The setting is an English country house, where Mark Ablett has been entertaining a house party consisting of a widow and her marriageable daughter, a retired major, a wilful actress, and Bill Beverley, a young man about town. Mark's long-lost brother Robert, the black sheep of the family, arrives from Australia and shortly thereafter is found dead, shot through the head. Mark Ablett has disappeared, so Tony Gillingham, a stranger who has just arrived to call on his friend Bill, decides to investigate. Gillingham plays Sherlock Holmes to his younger counterpart's Doctor Watson; they progress almost playfully through the novel while the clues mount up and the theories abound.

Milne lets his readers inside the head of his amateur detective, disregarding the clichéd romance or violence of other detective novels, as the mystery becomes a puzzling sort of parlour game for the novel's characters and readers alike.
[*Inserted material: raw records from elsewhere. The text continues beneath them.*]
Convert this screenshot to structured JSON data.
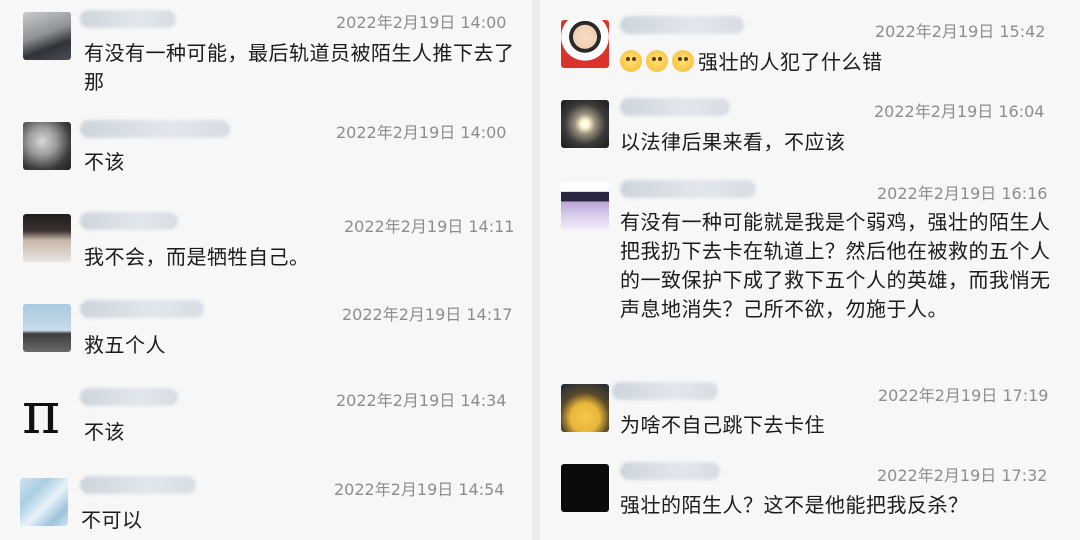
{
  "left_column": {
    "messages": [
      {
        "time": "2022年2月19日 14:00",
        "text": "有没有一种可能，最后轨道员被陌生人推下去了那",
        "avatar": "man-dark-jacket-avatar"
      },
      {
        "time": "2022年2月19日 14:00",
        "text": "不该",
        "avatar": "cartoon-character-avatar"
      },
      {
        "time": "2022年2月19日 14:11",
        "text": "我不会，而是牺牲自己。",
        "avatar": "young-man-avatar"
      },
      {
        "time": "2022年2月19日 14:17",
        "text": "救五个人",
        "avatar": "sky-landscape-avatar"
      },
      {
        "time": "2022年2月19日 14:34",
        "text": "不该",
        "avatar": "pi-symbol-avatar",
        "avatar_glyph": "π"
      },
      {
        "time": "2022年2月19日 14:54",
        "text": "不可以",
        "avatar": "blue-water-avatar"
      }
    ]
  },
  "right_column": {
    "messages": [
      {
        "time": "2022年2月19日 15:42",
        "text": "强壮的人犯了什么错",
        "avatar": "cartoon-boy-avatar",
        "emoji": "hot-face-emoji",
        "emoji_count": 3
      },
      {
        "time": "2022年2月19日 16:04",
        "text": "以法律后果来看，不应该",
        "avatar": "sparkler-avatar"
      },
      {
        "time": "2022年2月19日 16:16",
        "text": "有没有一种可能就是我是个弱鸡，强壮的陌生人把我扔下去卡在轨道上？然后他在被救的五个人的一致保护下成了救下五个人的英雄，而我悄无声息地消失？己所不欲，勿施于人。",
        "avatar": "witch-girl-avatar"
      },
      {
        "time": "2022年2月19日 17:19",
        "text": "为啥不自己跳下去卡住",
        "avatar": "pikachu-avatar"
      },
      {
        "time": "2022年2月19日 17:32",
        "text": "强壮的陌生人？这不是他能把我反杀？",
        "avatar": "black-avatar"
      }
    ]
  },
  "colors": {
    "background": "#f7f7f7",
    "divider": "#ececec",
    "time_text": "#8d8d8d",
    "message_text": "#1b1b1b"
  }
}
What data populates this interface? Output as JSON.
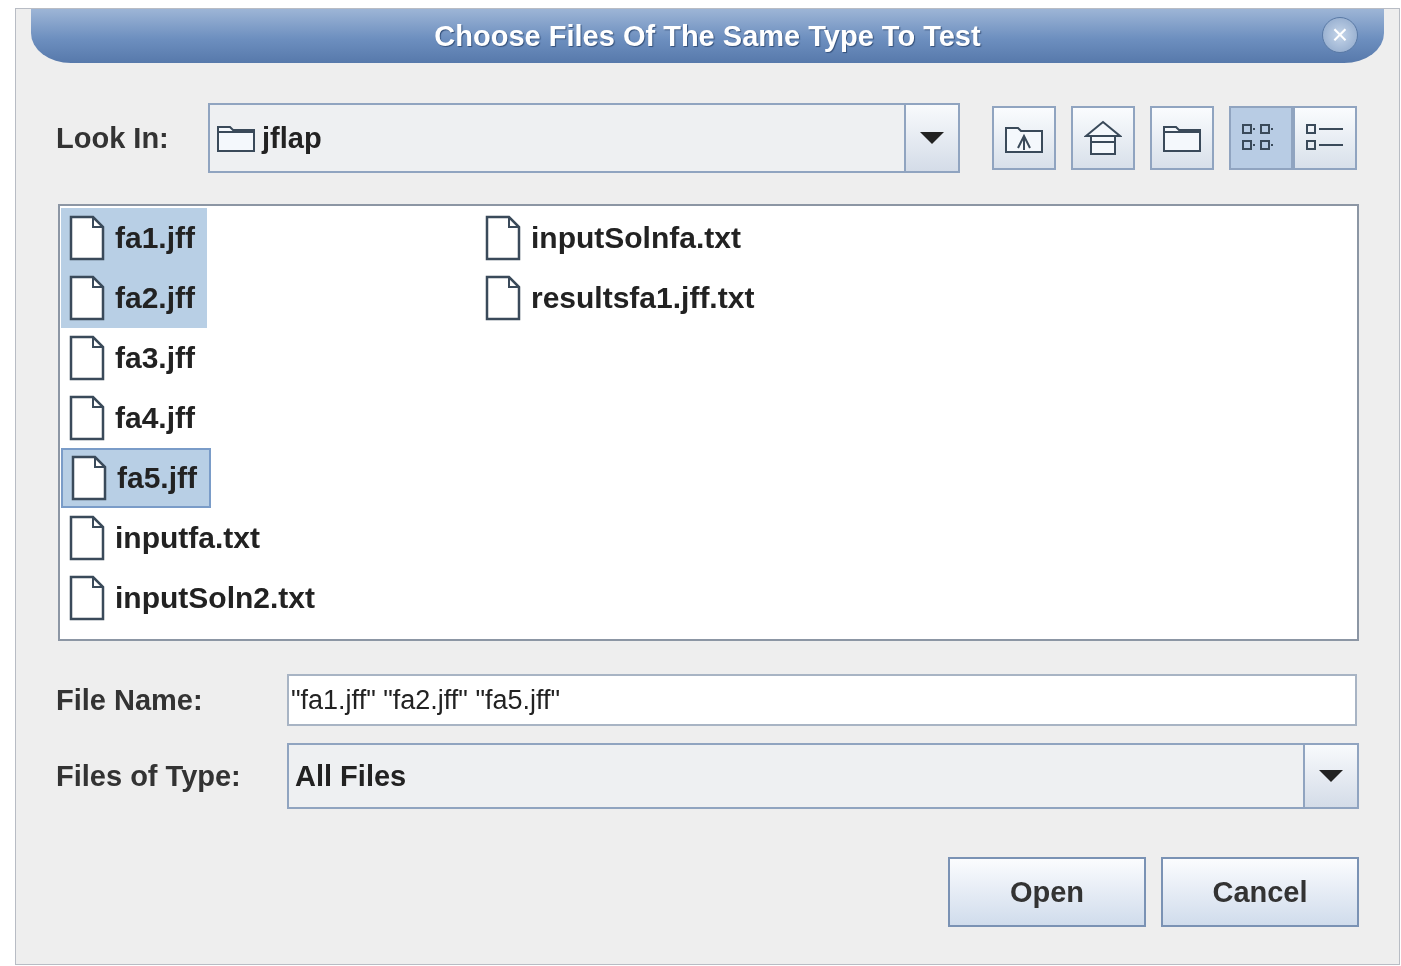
{
  "window": {
    "title": "Choose Files Of The Same Type To Test",
    "close": "×"
  },
  "look_in": {
    "label": "Look In:",
    "value": "jflap"
  },
  "toolbar": [
    {
      "kind": "up",
      "selected": false
    },
    {
      "kind": "home",
      "selected": false
    },
    {
      "kind": "new-folder",
      "selected": false
    },
    {
      "kind": "list-view",
      "selected": true
    },
    {
      "kind": "details-view",
      "selected": false
    }
  ],
  "files": [
    {
      "name": "fa1.jff",
      "selected": true,
      "focused": false
    },
    {
      "name": "fa2.jff",
      "selected": true,
      "focused": false
    },
    {
      "name": "fa3.jff",
      "selected": false,
      "focused": false
    },
    {
      "name": "fa4.jff",
      "selected": false,
      "focused": false
    },
    {
      "name": "fa5.jff",
      "selected": true,
      "focused": true
    },
    {
      "name": "inputfa.txt",
      "selected": false,
      "focused": false
    },
    {
      "name": "inputSoln2.txt",
      "selected": false,
      "focused": false
    },
    {
      "name": "inputSolnfa.txt",
      "selected": false,
      "focused": false
    },
    {
      "name": "resultsfa1.jff.txt",
      "selected": false,
      "focused": false
    }
  ],
  "file_name": {
    "label": "File Name:",
    "value": "\"fa1.jff\" \"fa2.jff\" \"fa5.jff\""
  },
  "file_type": {
    "label": "Files of Type:",
    "value": "All Files"
  },
  "buttons": [
    "Open",
    "Cancel"
  ]
}
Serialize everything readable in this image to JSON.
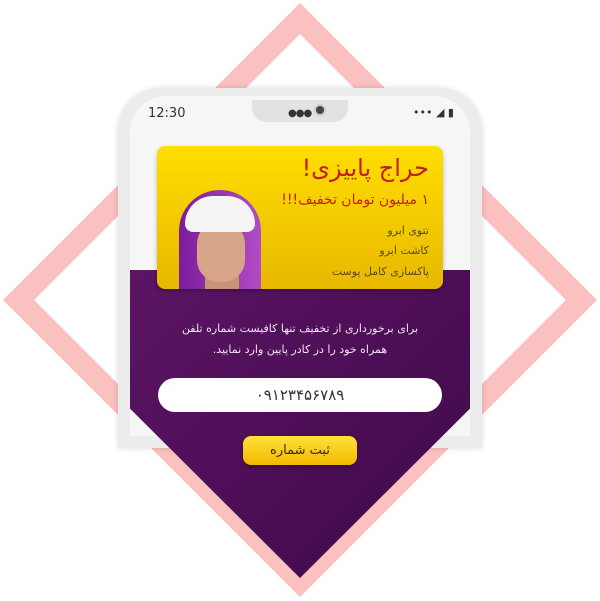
{
  "status_bar": {
    "time": "12:30",
    "icons": "••• ◢ ▮"
  },
  "promo": {
    "title": "حراج پاییزی!",
    "subtitle": "۱ میلیون تومان تخفیف!!!",
    "services": [
      "تتوی ابرو",
      "کاشت ابرو",
      "پاکسازی کامل پوست"
    ]
  },
  "description_line1": "برای برخورداری از تخفیف تنها کافیست شماره تلفن",
  "description_line2": "همراه خود را در کادر پایین وارد نمایید.",
  "phone_input": {
    "value": "۰۹۱۲۳۴۵۶۷۸۹"
  },
  "submit_label": "ثبت شماره",
  "colors": {
    "accent_pink": "#fbc0c0",
    "purple": "#4e0f58",
    "yellow": "#ffd800",
    "title_red": "#c0201f"
  }
}
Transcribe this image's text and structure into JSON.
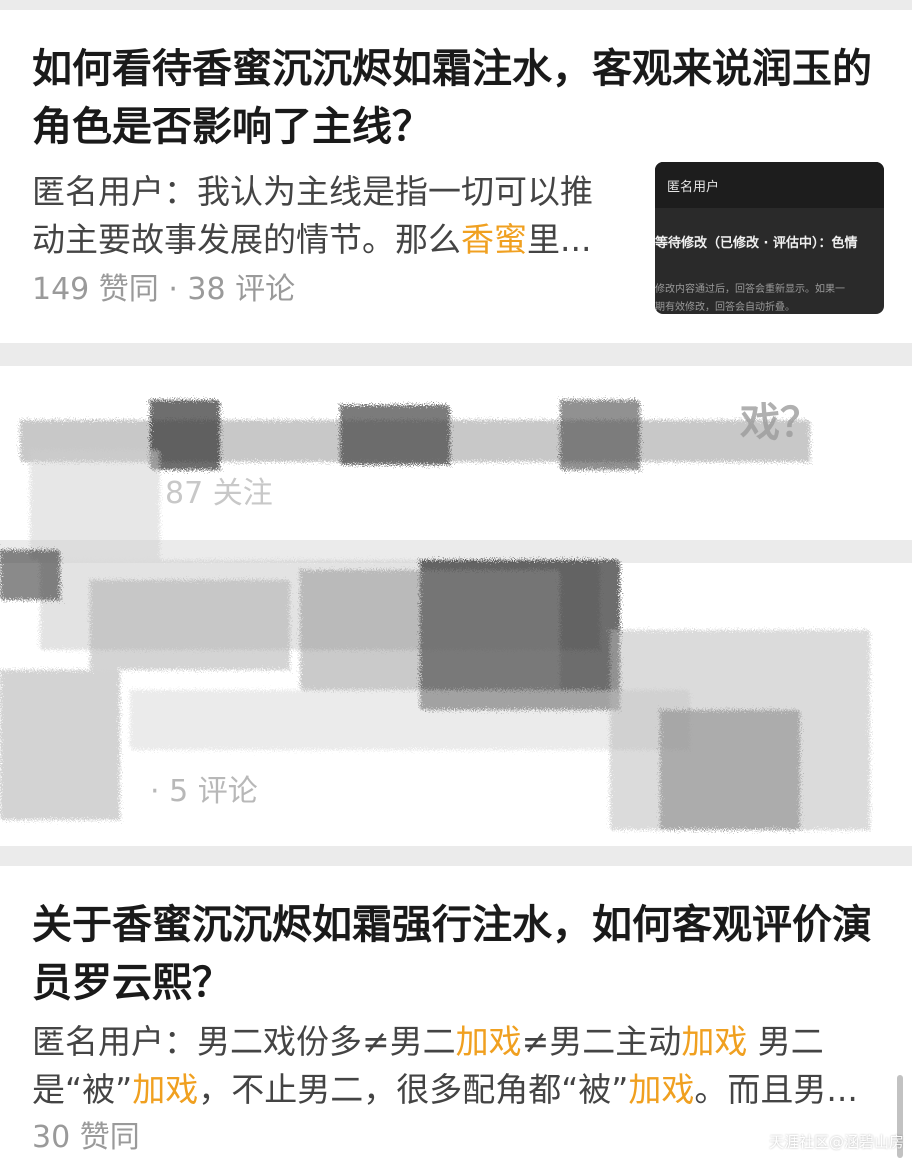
{
  "feed": {
    "item1": {
      "title": "如何看待香蜜沉沉烬如霜注水，客观来说润玉的角色是否影响了主线？",
      "excerpt_line1": "匿名用户：我认为主线是指一切可以推",
      "excerpt_line2_a": "动主要故事发展的情节。那么",
      "excerpt_line2_hl": "香蜜",
      "excerpt_line2_b": "里...",
      "meta": "149 赞同 · 38 评论",
      "thumbnail": {
        "header": "匿名用户",
        "status": "等待修改（已修改 · 评估中）：色情",
        "note1": "修改内容通过后，回答会重新显示。如果一",
        "note2": "期有效修改，回答会自动折叠。"
      }
    },
    "item2": {
      "title_fragment": "戏？",
      "meta_fragment": "87 关注"
    },
    "item3": {
      "meta_fragment": "· 5 评论"
    },
    "item4": {
      "title": "关于香蜜沉沉烬如霜强行注水，如何客观评价演员罗云熙？",
      "excerpt_line1_a": "匿名用户：男二戏份多≠男二",
      "hl_1": "加戏",
      "excerpt_line1_b": "≠男二主动",
      "hl_2": "加戏",
      "excerpt_line1_c": " 男二",
      "excerpt_line2_a": "是“被”",
      "hl_3": "加戏",
      "excerpt_line2_b": "，不止男二，很多配角都“被”",
      "hl_4": "加戏",
      "excerpt_line2_c": "。而且男...",
      "meta": "30 赞同"
    }
  },
  "watermark": "天涯社区@涵碧山房",
  "colors": {
    "highlight": "#f0a020",
    "title": "#1a1a1a",
    "excerpt": "#444444",
    "meta": "#9a9a9a",
    "separator": "#ebebeb",
    "card": "#ffffff"
  }
}
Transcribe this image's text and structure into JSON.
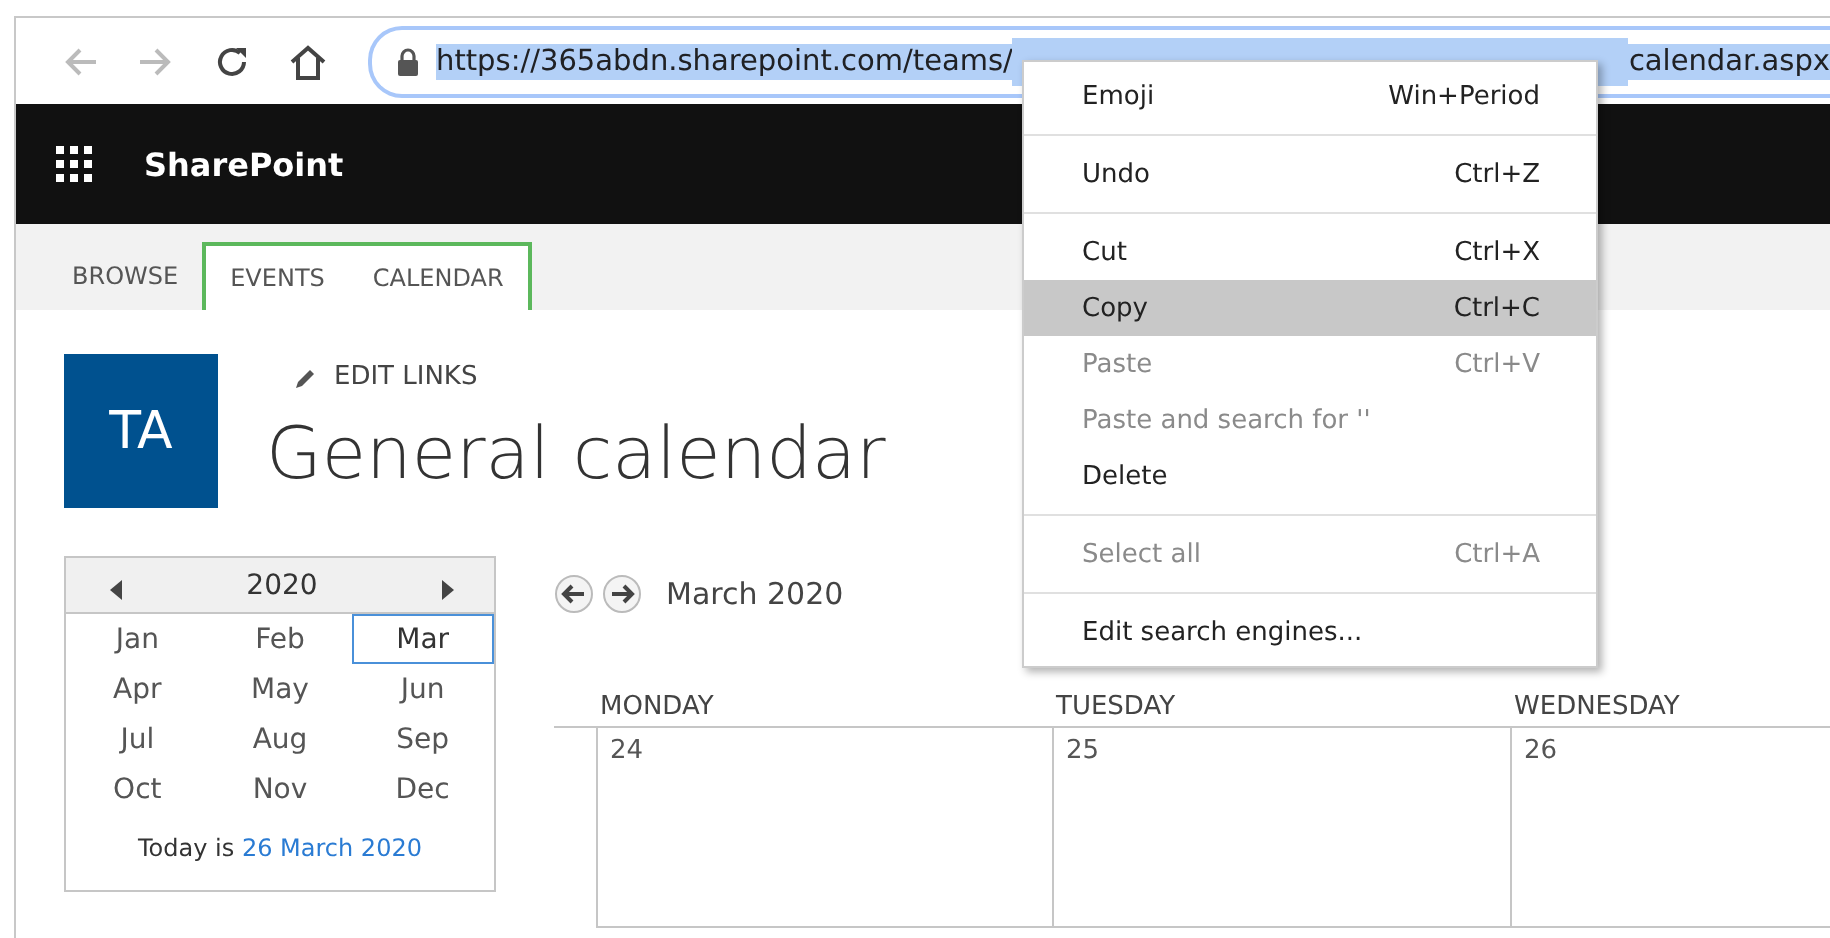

Magpie Murders by Anthony Horowitze

As a professional pasticheur, Anthony Horowitz has already copied (and pasted) Sir Arthur Conan Doyle and Ian Fleming. Here he turns his attention to Agatha Christie. The first 200 or so pages are a perfect parody of a typical Christie mystery by one Alan Conway featuring his regular detective, a German refugee called Atticus Pünd. It is the Fifties and, in an idyllic country village, a nasty housekeeper and then her employer, the ghastly Sir Magnus Pye, are found dead. There are lots of suspects and lots of secrets. So far so good.

However, Horowitz, much to his credit, wants to have his fake and beat it. The last chapter of the Magpie Murders typescript is missing so Conway’s editor goes in search of it — and, when the obnoxious writer is found dead at the foot of a tower, his killer.

It’s almost half a century since Roland Barthes published The Death of the Author — and Gilbert Adair borrowed the title for his 1993 novel — but Horowitz has great fun showing how art imitates life and vice versa. The narrative is full of in-jokes, allusions and anagrams (and unmentioned typos). Somehow he manages to make all the inconsistencies and interconnections hang together while providing a cynical yet accurate portrait of modern publishing. 

The plot runs as follows:  when editor Susan Ryeland is given the tattered manuscript of Alan Conway's latest novel, she has little idea it will change her life. She's worked with the revered crime writer for years and his detective, Atticus Pund, is renowned for solving crimes in the sleepy English villages of the 1950s. As Susan knows only too well, vintage crime sells handsomely. It's just a shame that it means dealing with an author like Alan Conway...

But Conway's latest tale of murder at Pye Hall is not quite what it seems. Yes, there are dead bodies and a host of intriguing suspects, but hidden in the pages of the manuscript there lies another story: a tale written between the very words on the page, telling of real-life jealousy, greed, ruthless ambition and murder.